Menjelang peringatan Hari Buruh Internasional (May Day) pada 1 Mei 2026, Konfederasi Asosiasi Serikat Pekerja (ASPEK) Indonesia menyampaikan sorotan terhadap kondisi ketenagakerjaan di Indonesia. ASPEK mendesak pemerintah bertindak tegas terhadap berbagai bentuk eksploitasi tenaga kerja modern yang dinilai semakin mengkhawatirkan.
Presiden Konfederasi ASPEK Indonesia, Muhammad Rusdi, menegaskan negara memiliki tanggung jawab melindungi warga dari praktik kerja yang tidak adil. Ia menilai digitalisasi dan penyempitan lapangan kerja tidak seharusnya menjadi alasan bagi korporasi menerapkan sistem kerja tanpa perlindungan yang memadai.
“Penyempitan lapangan kerja tidak boleh dijadikan alasan untuk memperluas hubungan kerja yang tidak pasti dan minim perlindungan,” kata Rusdi dalam keterangannya kepada wartawan, Kamis (30/4/2026).
Rusdi juga menyoroti kebijakan Omnibus Law Cipta Kerja yang menurutnya memicu meningkatnya fleksibilitas hubungan kerja yang merugikan pekerja. Ia menilai kebijakan tersebut, alih-alih menciptakan lapangan kerja berkualitas, justru melegalkan perluasan praktik outsourcing, kontrak jangka pendek, hingga pemagangan semu.

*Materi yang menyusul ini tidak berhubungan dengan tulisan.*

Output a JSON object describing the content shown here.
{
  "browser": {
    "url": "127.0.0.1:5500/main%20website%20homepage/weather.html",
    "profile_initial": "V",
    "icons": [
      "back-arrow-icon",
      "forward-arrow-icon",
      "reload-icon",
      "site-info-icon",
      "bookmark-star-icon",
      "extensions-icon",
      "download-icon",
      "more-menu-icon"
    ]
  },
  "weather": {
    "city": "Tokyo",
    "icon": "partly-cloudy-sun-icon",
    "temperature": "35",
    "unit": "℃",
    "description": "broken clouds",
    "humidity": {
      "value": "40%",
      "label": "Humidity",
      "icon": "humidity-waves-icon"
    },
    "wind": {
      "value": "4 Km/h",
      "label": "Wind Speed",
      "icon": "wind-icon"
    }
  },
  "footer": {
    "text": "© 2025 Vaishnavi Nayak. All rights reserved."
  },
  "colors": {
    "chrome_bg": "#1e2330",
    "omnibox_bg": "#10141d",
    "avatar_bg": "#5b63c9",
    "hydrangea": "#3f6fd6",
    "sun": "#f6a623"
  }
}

Ia menyebut praktik outsourcing yang sebelumnya terbatas pada pekerjaan penunjang kini merambah pekerjaan inti (core business). Dampaknya, menurut Rusdi, jutaan pekerja kehilangan kepastian kerja, jaminan sosial yang layak, serta perlindungan terhadap pemutusan hubungan kerja (PHK).
Selain isu ketenagakerjaan konvensional, ASPEK turut menyoroti “zona abu-abu” dalam ekonomi digital atau gig economy. Para pekerja platform seperti pengemudi ojek online (ojol) dan kurir dinilai kerap terjebak dalam status kemitraan yang disebutnya palsu.
Meski disebut “mitra”, Rusdi menilai dalam praktiknya pengemudi dan kurir tetap tunduk pada algoritma dan sistem yang dikendalikan perusahaan aplikasi. Ia menyebut kondisi ini sebagai cerminan kegagalan kebijakan negara dalam beradaptasi dengan perkembangan teknologi.
Rusdi juga memperingatkan risiko model ekonomi berbasis upah murah terhadap perekonomian nasional. Menurutnya, daya beli buruh yang lemah dapat menghambat pertumbuhan kelas menengah dan pada akhirnya memukul keberlanjutan dunia usaha.
“Negara tidak boleh menjadi pelopor ketidakpastian kerja. Indonesia Emas tidak akan tercapai jika pekerjanya hidup dalam ketidakpastian,” ujarnya.
ASPEK kemudian mendorong sejumlah langkah reformasi. Di antaranya, revisi total undang-undang ketenagakerjaan termasuk evaluasi menyeluruh terhadap Omnibus Law Cipta Kerja, pembatasan outsourcing agar kembali hanya untuk pekerjaan non-inti, serta pengakuan status pekerja bagi pengemudi ojol dan pekerja gig economy agar memiliki kepastian hukum sebagai pekerja, bukan sekadar mitra tanpa perlindungan.
Selain itu, ASPEK meminta adanya jaminan sosial dan penghasilan layak sebagai pemenuhan hak dasar pekerja. ASPEK berharap peringatan May Day 2026 dapat menjadi momentum bagi pemerintah untuk menghentikan politik upah murah dan membangun sistem kerja yang lebih modern, adil, dan bermartabat.